President Obama’s choice to lead the Energy Department pledged Tuesday to increase the use of natural gas as a way to combat climate change even as the nation seeks to boost domestic energy production.
Ernest Moniz, a physics professor at the Massachusetts Institute of Technology, said “a stunning increase” in production of domestic natural gas in recent years was nothing less than a “revolution” that has led to reduced emissions of carbon dioxide and other gases that cause global warming.
The natural gas boom also has led to a dramatic expansion of manufacturing and job creation, Moniz told the Senate Energy Committee, which is considering his nomination.
Even so, Moniz stopped short of endorsing widespread exports of natural gas, saying he wanted to study the issue further.
A recent study commissioned by the Energy Department concluded that exporting natural gas would benefit the U.S. economy even if it led to higher domestic prices for the fuel. Sen. Ron Wyden (D-Ore.), chairman of the Senate energy panel, called the DOE study flawed and said it relied on old data and unrealistic market assumptions.
Moniz said he is open to reviewing the study to ensure that officials have the best possible data before making any decisions.
— Associated Press
l Exxon Mobil was found liable Tuesday in a lawsuit over groundwater contamination caused by the gasoline additive MTBE. The jury awarded New Hampshire all $236 million it was seeking to monitor and remediate groundwater contaminated by MTBE. The chemical was added to gasoline to reduce smog.
l Borrowers whose homes were in foreclosure in 2009 or 2010 can expect to receive $300 to $125,000 under settlements reached between top banks and U.S. regulators earlier this year. The payments will begin going out Friday, the Federal Reserve and the Office of the Comptroller of the Currency said Tuesday. The agencies said 1,082 borrowers who were active-duty members of the military had foreclosures completed on their homes and would receive $125,000 each. The largest numbers of borrowers, about 3 million, will receive between $300 and $600.
l A group of companies led by Microsoft has called on European authorities to launch an
antitrust investigation into Google’s dominance of Internet usage on mobile devices. The complaint comes from the “FairSearch” initiative of 17 companies, including Microsoft, Nokia and Oracle. The group claims that Google is acting unfairly by requiring device makers using its free Android operating system to bundle an entire suite of Google’s services to ensure they can include just one or two “must-have” apps, such as Google Maps and YouTube. A spokesman for the European Commission, the 27-nation bloc’s antitrust authority, confirmed the complaint had been received.
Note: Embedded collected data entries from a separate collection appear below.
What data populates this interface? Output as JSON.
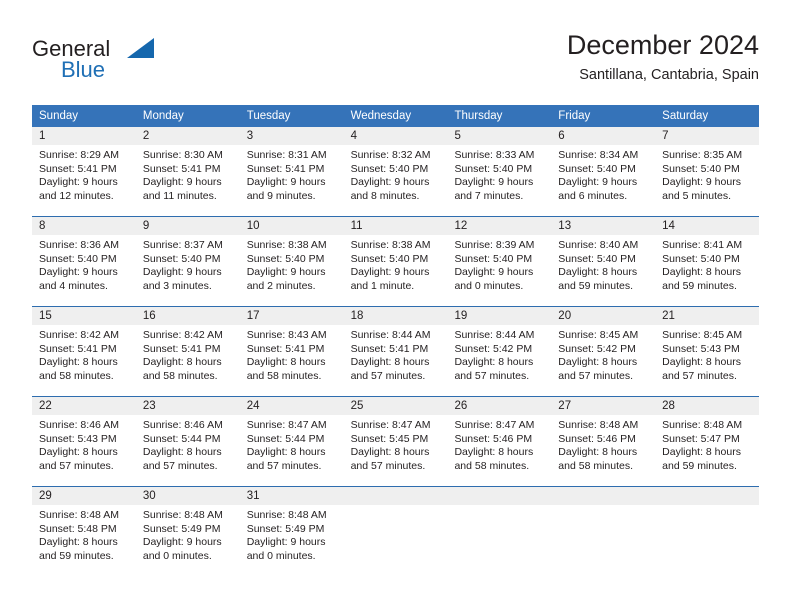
{
  "brand": {
    "name_part1": "General",
    "name_part2": "Blue",
    "triangle_icon": "triangle-icon",
    "accent_color": "#1567ad"
  },
  "header": {
    "title": "December 2024",
    "subtitle": "Santillana, Cantabria, Spain"
  },
  "colors": {
    "header_blue": "#3573b9",
    "row_divider_blue": "#2e6daf",
    "day_band_gray": "#efefef",
    "text": "#231f20"
  },
  "weekdays": [
    "Sunday",
    "Monday",
    "Tuesday",
    "Wednesday",
    "Thursday",
    "Friday",
    "Saturday"
  ],
  "weeks": [
    [
      {
        "day": "1",
        "sunrise": "Sunrise: 8:29 AM",
        "sunset": "Sunset: 5:41 PM",
        "daylight_line1": "Daylight: 9 hours",
        "daylight_line2": "and 12 minutes."
      },
      {
        "day": "2",
        "sunrise": "Sunrise: 8:30 AM",
        "sunset": "Sunset: 5:41 PM",
        "daylight_line1": "Daylight: 9 hours",
        "daylight_line2": "and 11 minutes."
      },
      {
        "day": "3",
        "sunrise": "Sunrise: 8:31 AM",
        "sunset": "Sunset: 5:41 PM",
        "daylight_line1": "Daylight: 9 hours",
        "daylight_line2": "and 9 minutes."
      },
      {
        "day": "4",
        "sunrise": "Sunrise: 8:32 AM",
        "sunset": "Sunset: 5:40 PM",
        "daylight_line1": "Daylight: 9 hours",
        "daylight_line2": "and 8 minutes."
      },
      {
        "day": "5",
        "sunrise": "Sunrise: 8:33 AM",
        "sunset": "Sunset: 5:40 PM",
        "daylight_line1": "Daylight: 9 hours",
        "daylight_line2": "and 7 minutes."
      },
      {
        "day": "6",
        "sunrise": "Sunrise: 8:34 AM",
        "sunset": "Sunset: 5:40 PM",
        "daylight_line1": "Daylight: 9 hours",
        "daylight_line2": "and 6 minutes."
      },
      {
        "day": "7",
        "sunrise": "Sunrise: 8:35 AM",
        "sunset": "Sunset: 5:40 PM",
        "daylight_line1": "Daylight: 9 hours",
        "daylight_line2": "and 5 minutes."
      }
    ],
    [
      {
        "day": "8",
        "sunrise": "Sunrise: 8:36 AM",
        "sunset": "Sunset: 5:40 PM",
        "daylight_line1": "Daylight: 9 hours",
        "daylight_line2": "and 4 minutes."
      },
      {
        "day": "9",
        "sunrise": "Sunrise: 8:37 AM",
        "sunset": "Sunset: 5:40 PM",
        "daylight_line1": "Daylight: 9 hours",
        "daylight_line2": "and 3 minutes."
      },
      {
        "day": "10",
        "sunrise": "Sunrise: 8:38 AM",
        "sunset": "Sunset: 5:40 PM",
        "daylight_line1": "Daylight: 9 hours",
        "daylight_line2": "and 2 minutes."
      },
      {
        "day": "11",
        "sunrise": "Sunrise: 8:38 AM",
        "sunset": "Sunset: 5:40 PM",
        "daylight_line1": "Daylight: 9 hours",
        "daylight_line2": "and 1 minute."
      },
      {
        "day": "12",
        "sunrise": "Sunrise: 8:39 AM",
        "sunset": "Sunset: 5:40 PM",
        "daylight_line1": "Daylight: 9 hours",
        "daylight_line2": "and 0 minutes."
      },
      {
        "day": "13",
        "sunrise": "Sunrise: 8:40 AM",
        "sunset": "Sunset: 5:40 PM",
        "daylight_line1": "Daylight: 8 hours",
        "daylight_line2": "and 59 minutes."
      },
      {
        "day": "14",
        "sunrise": "Sunrise: 8:41 AM",
        "sunset": "Sunset: 5:40 PM",
        "daylight_line1": "Daylight: 8 hours",
        "daylight_line2": "and 59 minutes."
      }
    ],
    [
      {
        "day": "15",
        "sunrise": "Sunrise: 8:42 AM",
        "sunset": "Sunset: 5:41 PM",
        "daylight_line1": "Daylight: 8 hours",
        "daylight_line2": "and 58 minutes."
      },
      {
        "day": "16",
        "sunrise": "Sunrise: 8:42 AM",
        "sunset": "Sunset: 5:41 PM",
        "daylight_line1": "Daylight: 8 hours",
        "daylight_line2": "and 58 minutes."
      },
      {
        "day": "17",
        "sunrise": "Sunrise: 8:43 AM",
        "sunset": "Sunset: 5:41 PM",
        "daylight_line1": "Daylight: 8 hours",
        "daylight_line2": "and 58 minutes."
      },
      {
        "day": "18",
        "sunrise": "Sunrise: 8:44 AM",
        "sunset": "Sunset: 5:41 PM",
        "daylight_line1": "Daylight: 8 hours",
        "daylight_line2": "and 57 minutes."
      },
      {
        "day": "19",
        "sunrise": "Sunrise: 8:44 AM",
        "sunset": "Sunset: 5:42 PM",
        "daylight_line1": "Daylight: 8 hours",
        "daylight_line2": "and 57 minutes."
      },
      {
        "day": "20",
        "sunrise": "Sunrise: 8:45 AM",
        "sunset": "Sunset: 5:42 PM",
        "daylight_line1": "Daylight: 8 hours",
        "daylight_line2": "and 57 minutes."
      },
      {
        "day": "21",
        "sunrise": "Sunrise: 8:45 AM",
        "sunset": "Sunset: 5:43 PM",
        "daylight_line1": "Daylight: 8 hours",
        "daylight_line2": "and 57 minutes."
      }
    ],
    [
      {
        "day": "22",
        "sunrise": "Sunrise: 8:46 AM",
        "sunset": "Sunset: 5:43 PM",
        "daylight_line1": "Daylight: 8 hours",
        "daylight_line2": "and 57 minutes."
      },
      {
        "day": "23",
        "sunrise": "Sunrise: 8:46 AM",
        "sunset": "Sunset: 5:44 PM",
        "daylight_line1": "Daylight: 8 hours",
        "daylight_line2": "and 57 minutes."
      },
      {
        "day": "24",
        "sunrise": "Sunrise: 8:47 AM",
        "sunset": "Sunset: 5:44 PM",
        "daylight_line1": "Daylight: 8 hours",
        "daylight_line2": "and 57 minutes."
      },
      {
        "day": "25",
        "sunrise": "Sunrise: 8:47 AM",
        "sunset": "Sunset: 5:45 PM",
        "daylight_line1": "Daylight: 8 hours",
        "daylight_line2": "and 57 minutes."
      },
      {
        "day": "26",
        "sunrise": "Sunrise: 8:47 AM",
        "sunset": "Sunset: 5:46 PM",
        "daylight_line1": "Daylight: 8 hours",
        "daylight_line2": "and 58 minutes."
      },
      {
        "day": "27",
        "sunrise": "Sunrise: 8:48 AM",
        "sunset": "Sunset: 5:46 PM",
        "daylight_line1": "Daylight: 8 hours",
        "daylight_line2": "and 58 minutes."
      },
      {
        "day": "28",
        "sunrise": "Sunrise: 8:48 AM",
        "sunset": "Sunset: 5:47 PM",
        "daylight_line1": "Daylight: 8 hours",
        "daylight_line2": "and 59 minutes."
      }
    ],
    [
      {
        "day": "29",
        "sunrise": "Sunrise: 8:48 AM",
        "sunset": "Sunset: 5:48 PM",
        "daylight_line1": "Daylight: 8 hours",
        "daylight_line2": "and 59 minutes."
      },
      {
        "day": "30",
        "sunrise": "Sunrise: 8:48 AM",
        "sunset": "Sunset: 5:49 PM",
        "daylight_line1": "Daylight: 9 hours",
        "daylight_line2": "and 0 minutes."
      },
      {
        "day": "31",
        "sunrise": "Sunrise: 8:48 AM",
        "sunset": "Sunset: 5:49 PM",
        "daylight_line1": "Daylight: 9 hours",
        "daylight_line2": "and 0 minutes."
      },
      {
        "day": "",
        "sunrise": "",
        "sunset": "",
        "daylight_line1": "",
        "daylight_line2": ""
      },
      {
        "day": "",
        "sunrise": "",
        "sunset": "",
        "daylight_line1": "",
        "daylight_line2": ""
      },
      {
        "day": "",
        "sunrise": "",
        "sunset": "",
        "daylight_line1": "",
        "daylight_line2": ""
      },
      {
        "day": "",
        "sunrise": "",
        "sunset": "",
        "daylight_line1": "",
        "daylight_line2": ""
      }
    ]
  ]
}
l The United States lowered its forecast for natural gas output in 2013 by 0.4 percent and raised its outlook for prices. Marketed gas production will average a record 69.33 billion cubic feet a day this year, down from 69.6 billion estimated in March, the Energy Information Administration said Tuesday. Gas prices at the benchmark Henry Hub in Erath, La., will average $3.52 per million British thermal units, higher than the previous estimate of $3.41, according to the report.
l Amtrak ridership increased in the first six months of fiscal 2013, with ridership in March setting a record as the single best month in Amtrak’s history, the railroad said Tuesday. Ridership grew 0.9 percent from October 2012 to March compared with the prior year.
— From news services
l 2 p.m.: The Federal Reserve releases minutes from the March meeting of the Federal Open Market Committee.